Pollard was given a life sentence and U.S. defense and intelligence officials consistently argued against releasing Pollard. But after serving 30 years in federal prison, he was released on Nov. 20, 2015, and placed on a five-year parole period that ended last week.

Battles said to leave Kurds, Syrians dead

BEIRUT -- Clashes between Kurdish forces and Turkey-backed opposition gunmen in northern Syria left at least 18 fighters dead in some of the most intense battles in weeks, an opposition war monitor and a Kurdish news agency said Tuesday.

Exchanges of fire and shelling between the Kurdish-led Syrian Democratic Forces and Turkey-backed opposition gunmen who identify as the Syrian National Army have not been uncommon since Turkish troops invaded parts of northern Syria in October last year.

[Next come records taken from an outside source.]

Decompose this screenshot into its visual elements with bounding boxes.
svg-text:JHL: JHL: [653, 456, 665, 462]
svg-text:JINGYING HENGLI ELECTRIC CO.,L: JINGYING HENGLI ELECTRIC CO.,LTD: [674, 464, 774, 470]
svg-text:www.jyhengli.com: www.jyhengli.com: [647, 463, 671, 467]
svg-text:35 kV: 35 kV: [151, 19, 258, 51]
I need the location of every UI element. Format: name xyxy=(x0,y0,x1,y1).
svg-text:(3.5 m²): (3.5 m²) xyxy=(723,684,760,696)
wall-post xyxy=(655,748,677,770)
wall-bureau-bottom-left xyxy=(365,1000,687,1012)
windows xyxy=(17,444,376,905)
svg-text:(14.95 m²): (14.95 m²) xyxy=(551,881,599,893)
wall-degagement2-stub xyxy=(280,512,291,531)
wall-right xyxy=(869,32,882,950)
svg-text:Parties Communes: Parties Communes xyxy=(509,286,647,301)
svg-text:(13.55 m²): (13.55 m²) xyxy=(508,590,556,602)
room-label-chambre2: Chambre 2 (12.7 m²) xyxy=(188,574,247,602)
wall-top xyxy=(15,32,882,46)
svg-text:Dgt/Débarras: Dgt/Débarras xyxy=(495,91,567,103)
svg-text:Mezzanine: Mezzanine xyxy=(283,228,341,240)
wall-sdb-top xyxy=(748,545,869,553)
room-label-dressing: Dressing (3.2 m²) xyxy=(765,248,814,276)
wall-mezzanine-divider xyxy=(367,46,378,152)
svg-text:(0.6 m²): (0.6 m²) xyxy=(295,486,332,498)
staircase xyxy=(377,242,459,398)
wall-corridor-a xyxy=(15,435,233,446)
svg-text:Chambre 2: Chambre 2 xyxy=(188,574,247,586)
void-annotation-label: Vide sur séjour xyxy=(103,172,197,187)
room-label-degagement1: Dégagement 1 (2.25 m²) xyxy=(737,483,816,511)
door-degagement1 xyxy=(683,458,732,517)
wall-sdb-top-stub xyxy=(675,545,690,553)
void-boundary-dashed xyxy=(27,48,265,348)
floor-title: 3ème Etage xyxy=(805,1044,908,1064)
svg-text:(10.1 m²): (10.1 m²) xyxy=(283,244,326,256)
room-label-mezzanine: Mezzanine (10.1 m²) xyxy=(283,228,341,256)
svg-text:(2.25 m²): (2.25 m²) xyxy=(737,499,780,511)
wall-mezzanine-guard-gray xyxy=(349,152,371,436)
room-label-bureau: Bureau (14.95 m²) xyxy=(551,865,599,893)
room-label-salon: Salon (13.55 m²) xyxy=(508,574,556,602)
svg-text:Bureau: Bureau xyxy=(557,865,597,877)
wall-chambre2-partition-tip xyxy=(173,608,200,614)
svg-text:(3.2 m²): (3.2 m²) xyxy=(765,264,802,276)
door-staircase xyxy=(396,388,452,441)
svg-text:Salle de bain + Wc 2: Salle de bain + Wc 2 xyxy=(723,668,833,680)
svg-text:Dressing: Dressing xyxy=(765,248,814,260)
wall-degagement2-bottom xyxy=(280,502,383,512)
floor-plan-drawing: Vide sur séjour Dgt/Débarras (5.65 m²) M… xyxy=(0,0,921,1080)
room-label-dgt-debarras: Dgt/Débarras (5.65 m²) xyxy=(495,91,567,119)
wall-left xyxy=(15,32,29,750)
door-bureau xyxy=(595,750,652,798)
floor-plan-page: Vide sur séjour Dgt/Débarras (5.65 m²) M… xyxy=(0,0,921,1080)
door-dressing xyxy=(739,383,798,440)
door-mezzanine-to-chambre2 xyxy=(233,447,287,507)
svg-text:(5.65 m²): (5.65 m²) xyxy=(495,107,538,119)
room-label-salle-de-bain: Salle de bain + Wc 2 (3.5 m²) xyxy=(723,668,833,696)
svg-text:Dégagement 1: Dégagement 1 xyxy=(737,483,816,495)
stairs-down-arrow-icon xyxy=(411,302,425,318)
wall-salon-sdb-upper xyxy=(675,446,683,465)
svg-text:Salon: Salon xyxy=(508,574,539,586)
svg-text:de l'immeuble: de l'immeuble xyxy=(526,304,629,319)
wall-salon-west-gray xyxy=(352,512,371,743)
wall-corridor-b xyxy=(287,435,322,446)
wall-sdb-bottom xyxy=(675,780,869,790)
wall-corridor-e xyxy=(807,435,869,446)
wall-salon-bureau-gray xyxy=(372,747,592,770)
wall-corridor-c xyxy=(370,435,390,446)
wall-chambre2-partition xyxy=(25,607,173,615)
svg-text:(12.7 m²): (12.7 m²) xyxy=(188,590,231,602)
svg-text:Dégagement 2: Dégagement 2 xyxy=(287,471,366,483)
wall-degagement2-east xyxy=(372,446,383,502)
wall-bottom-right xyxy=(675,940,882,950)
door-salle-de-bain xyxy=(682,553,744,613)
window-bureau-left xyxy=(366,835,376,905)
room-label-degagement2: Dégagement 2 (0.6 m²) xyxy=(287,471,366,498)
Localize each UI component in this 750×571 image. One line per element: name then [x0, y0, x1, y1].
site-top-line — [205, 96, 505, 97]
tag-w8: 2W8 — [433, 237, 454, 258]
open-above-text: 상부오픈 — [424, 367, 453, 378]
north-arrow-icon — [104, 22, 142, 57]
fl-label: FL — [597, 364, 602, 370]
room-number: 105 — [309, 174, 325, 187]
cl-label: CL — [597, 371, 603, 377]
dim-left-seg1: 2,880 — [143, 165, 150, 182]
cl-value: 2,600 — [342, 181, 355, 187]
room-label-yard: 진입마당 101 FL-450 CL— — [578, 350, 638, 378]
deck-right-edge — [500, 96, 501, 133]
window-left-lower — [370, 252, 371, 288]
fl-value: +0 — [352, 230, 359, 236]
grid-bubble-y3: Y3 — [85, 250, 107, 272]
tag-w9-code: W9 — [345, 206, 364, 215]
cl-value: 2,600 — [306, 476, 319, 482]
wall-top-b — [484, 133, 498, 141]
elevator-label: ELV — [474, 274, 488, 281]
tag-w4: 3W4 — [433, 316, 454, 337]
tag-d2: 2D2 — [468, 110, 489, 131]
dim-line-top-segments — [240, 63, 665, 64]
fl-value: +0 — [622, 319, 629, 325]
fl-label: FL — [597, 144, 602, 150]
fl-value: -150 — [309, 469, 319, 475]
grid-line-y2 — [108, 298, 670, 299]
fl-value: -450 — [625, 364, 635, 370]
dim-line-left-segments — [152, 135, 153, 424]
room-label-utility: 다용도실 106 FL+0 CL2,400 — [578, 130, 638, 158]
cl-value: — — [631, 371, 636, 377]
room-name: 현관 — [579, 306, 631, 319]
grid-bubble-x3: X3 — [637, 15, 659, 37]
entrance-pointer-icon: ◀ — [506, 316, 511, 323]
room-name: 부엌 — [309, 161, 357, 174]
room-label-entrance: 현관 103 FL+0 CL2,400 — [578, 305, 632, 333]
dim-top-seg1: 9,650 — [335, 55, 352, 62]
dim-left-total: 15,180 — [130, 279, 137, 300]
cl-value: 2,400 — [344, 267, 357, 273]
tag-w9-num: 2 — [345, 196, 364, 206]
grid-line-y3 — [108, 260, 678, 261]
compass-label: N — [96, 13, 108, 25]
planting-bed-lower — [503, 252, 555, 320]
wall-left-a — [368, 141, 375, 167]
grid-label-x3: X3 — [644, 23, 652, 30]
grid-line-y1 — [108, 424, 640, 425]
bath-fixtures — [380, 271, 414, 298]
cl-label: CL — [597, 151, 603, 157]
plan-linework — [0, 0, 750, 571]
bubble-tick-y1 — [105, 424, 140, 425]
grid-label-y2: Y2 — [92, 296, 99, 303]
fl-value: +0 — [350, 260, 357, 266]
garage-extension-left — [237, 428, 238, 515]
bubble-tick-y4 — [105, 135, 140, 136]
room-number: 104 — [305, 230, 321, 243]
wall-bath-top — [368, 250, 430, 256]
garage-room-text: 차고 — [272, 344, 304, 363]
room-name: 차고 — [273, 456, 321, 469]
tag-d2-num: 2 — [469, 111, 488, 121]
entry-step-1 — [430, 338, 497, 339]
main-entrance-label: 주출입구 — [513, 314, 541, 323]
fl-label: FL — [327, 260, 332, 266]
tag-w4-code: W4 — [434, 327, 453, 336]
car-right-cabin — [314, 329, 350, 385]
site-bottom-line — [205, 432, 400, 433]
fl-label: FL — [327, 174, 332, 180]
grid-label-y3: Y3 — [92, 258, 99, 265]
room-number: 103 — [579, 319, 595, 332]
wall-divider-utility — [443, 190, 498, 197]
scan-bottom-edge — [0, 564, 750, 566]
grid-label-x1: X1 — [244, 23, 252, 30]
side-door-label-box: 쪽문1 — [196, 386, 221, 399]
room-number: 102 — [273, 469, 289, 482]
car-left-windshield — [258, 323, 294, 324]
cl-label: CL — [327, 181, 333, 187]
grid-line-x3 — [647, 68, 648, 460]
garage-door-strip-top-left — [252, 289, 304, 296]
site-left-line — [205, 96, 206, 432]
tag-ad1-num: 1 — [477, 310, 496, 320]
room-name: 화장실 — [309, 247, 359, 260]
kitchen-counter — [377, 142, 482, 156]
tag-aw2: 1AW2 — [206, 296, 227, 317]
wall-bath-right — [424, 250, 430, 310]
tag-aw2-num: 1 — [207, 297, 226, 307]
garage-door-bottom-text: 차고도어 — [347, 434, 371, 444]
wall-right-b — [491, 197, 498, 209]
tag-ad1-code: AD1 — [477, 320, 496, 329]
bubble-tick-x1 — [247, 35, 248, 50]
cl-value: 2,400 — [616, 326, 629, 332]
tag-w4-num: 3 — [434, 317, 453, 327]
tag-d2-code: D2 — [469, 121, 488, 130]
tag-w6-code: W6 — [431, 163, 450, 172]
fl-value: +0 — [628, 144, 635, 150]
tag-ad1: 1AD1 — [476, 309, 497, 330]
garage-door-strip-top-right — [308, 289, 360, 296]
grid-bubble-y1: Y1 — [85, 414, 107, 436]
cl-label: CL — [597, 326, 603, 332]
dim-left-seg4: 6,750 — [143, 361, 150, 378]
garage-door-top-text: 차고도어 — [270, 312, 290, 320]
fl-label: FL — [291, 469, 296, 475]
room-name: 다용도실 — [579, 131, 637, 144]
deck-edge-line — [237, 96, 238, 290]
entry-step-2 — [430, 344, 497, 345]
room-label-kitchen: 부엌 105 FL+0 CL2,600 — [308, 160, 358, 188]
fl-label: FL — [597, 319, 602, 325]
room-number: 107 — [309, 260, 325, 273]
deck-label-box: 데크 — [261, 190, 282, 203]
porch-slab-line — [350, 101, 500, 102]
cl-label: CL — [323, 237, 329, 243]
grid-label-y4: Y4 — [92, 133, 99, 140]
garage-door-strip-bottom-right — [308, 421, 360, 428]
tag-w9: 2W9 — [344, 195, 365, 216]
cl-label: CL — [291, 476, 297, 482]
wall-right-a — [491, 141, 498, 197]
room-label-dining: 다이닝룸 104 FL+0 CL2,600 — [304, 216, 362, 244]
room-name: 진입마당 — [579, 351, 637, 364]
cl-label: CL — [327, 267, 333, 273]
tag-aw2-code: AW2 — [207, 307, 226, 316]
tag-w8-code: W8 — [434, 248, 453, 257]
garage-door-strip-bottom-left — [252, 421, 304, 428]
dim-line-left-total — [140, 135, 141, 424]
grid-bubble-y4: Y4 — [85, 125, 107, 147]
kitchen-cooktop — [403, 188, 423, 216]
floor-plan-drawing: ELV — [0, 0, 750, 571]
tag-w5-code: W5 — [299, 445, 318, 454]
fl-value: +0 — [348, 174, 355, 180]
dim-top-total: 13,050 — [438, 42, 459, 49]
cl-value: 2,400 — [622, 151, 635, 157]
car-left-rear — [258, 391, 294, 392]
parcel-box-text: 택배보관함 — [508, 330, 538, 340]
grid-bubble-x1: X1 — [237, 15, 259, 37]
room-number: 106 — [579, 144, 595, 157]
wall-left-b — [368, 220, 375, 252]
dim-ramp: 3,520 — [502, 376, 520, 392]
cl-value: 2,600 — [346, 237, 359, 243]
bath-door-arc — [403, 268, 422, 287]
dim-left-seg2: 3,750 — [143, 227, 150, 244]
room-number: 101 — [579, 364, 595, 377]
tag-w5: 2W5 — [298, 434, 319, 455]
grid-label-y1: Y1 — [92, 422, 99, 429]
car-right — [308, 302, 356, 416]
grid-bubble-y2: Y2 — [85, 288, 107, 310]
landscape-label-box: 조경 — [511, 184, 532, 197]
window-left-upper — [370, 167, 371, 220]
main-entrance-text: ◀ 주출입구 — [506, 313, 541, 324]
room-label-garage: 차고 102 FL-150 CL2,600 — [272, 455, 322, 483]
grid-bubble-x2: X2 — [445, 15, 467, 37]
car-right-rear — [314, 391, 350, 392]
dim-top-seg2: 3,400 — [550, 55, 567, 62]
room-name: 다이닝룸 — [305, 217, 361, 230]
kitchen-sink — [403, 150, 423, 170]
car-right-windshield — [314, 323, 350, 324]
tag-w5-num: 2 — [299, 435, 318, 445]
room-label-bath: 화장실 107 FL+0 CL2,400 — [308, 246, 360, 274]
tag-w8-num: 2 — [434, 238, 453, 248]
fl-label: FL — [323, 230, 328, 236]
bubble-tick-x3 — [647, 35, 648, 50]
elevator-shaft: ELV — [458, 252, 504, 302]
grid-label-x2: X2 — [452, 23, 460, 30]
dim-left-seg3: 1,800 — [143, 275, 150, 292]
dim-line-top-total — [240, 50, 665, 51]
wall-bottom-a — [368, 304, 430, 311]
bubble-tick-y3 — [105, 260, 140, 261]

The clashes began before midnight Monday near the town of Ein Issa and were triggered by an assault from Turkey-backed gunmen on Syrian Democratic Forces positions, according to the Britain-based Syrian Observatory for Human Rights, an opposition war monitor, and the Kurdish ANHA news agency.

The Observatory said Turkey-backed fighters lost 18 gunmen in the battle and an unknown number of Syrian Democratic Forces fighters were killed or wounded.

The news agency said dozens of Turkey-backed fighters were killed or wounded.

Maj. Youssef al-Hammoud, an official with the so-called Syrian National Army, said the fighting started when Syrian Democratic Forces fighters attacked their positions on two fronts. He denied losing any fighters, saying only two were wounded.

U.K. immunity ruling favors American

LONDON -- The parents of a young British man who was killed in a crash lost a court battle with the U.K. government Tuesday over whether an American woman involved in the crash had diplomatic immunity.

The family has been seeking justice for 19-year-old Harry Dunn, who died after his motorbike crashed into a car driven on the wrong side of the road outside a U.S. air base in central England in August of 2019.

The car's driver, Anne Sacoolas, left for the U.S. several weeks after the collision. Officials said she was entitled to diplomatic immunity because her husband worked at the base.

Sacoolas, 43, was charged in December with causing death by dangerous driving, but the U.S. State Department rejected a request to extradite her to Britain to face trial.

Dunn's parents, Charlotte Charles and Tim Dunn, filed the court case to argue that Britain's Foreign Office wrongly decided Sacoolas had diplomatic immunity and unlawfully obstructed the police investigation into their son's death.

But two judges rejected that Tuesday, ruling that the American had diplomatic immunity "on arrival in the U.K." under the Vienna Convention on Diplomatic Relations, and that she "enjoyed immunity from U.K. criminal jurisdiction at the time of Harry's death."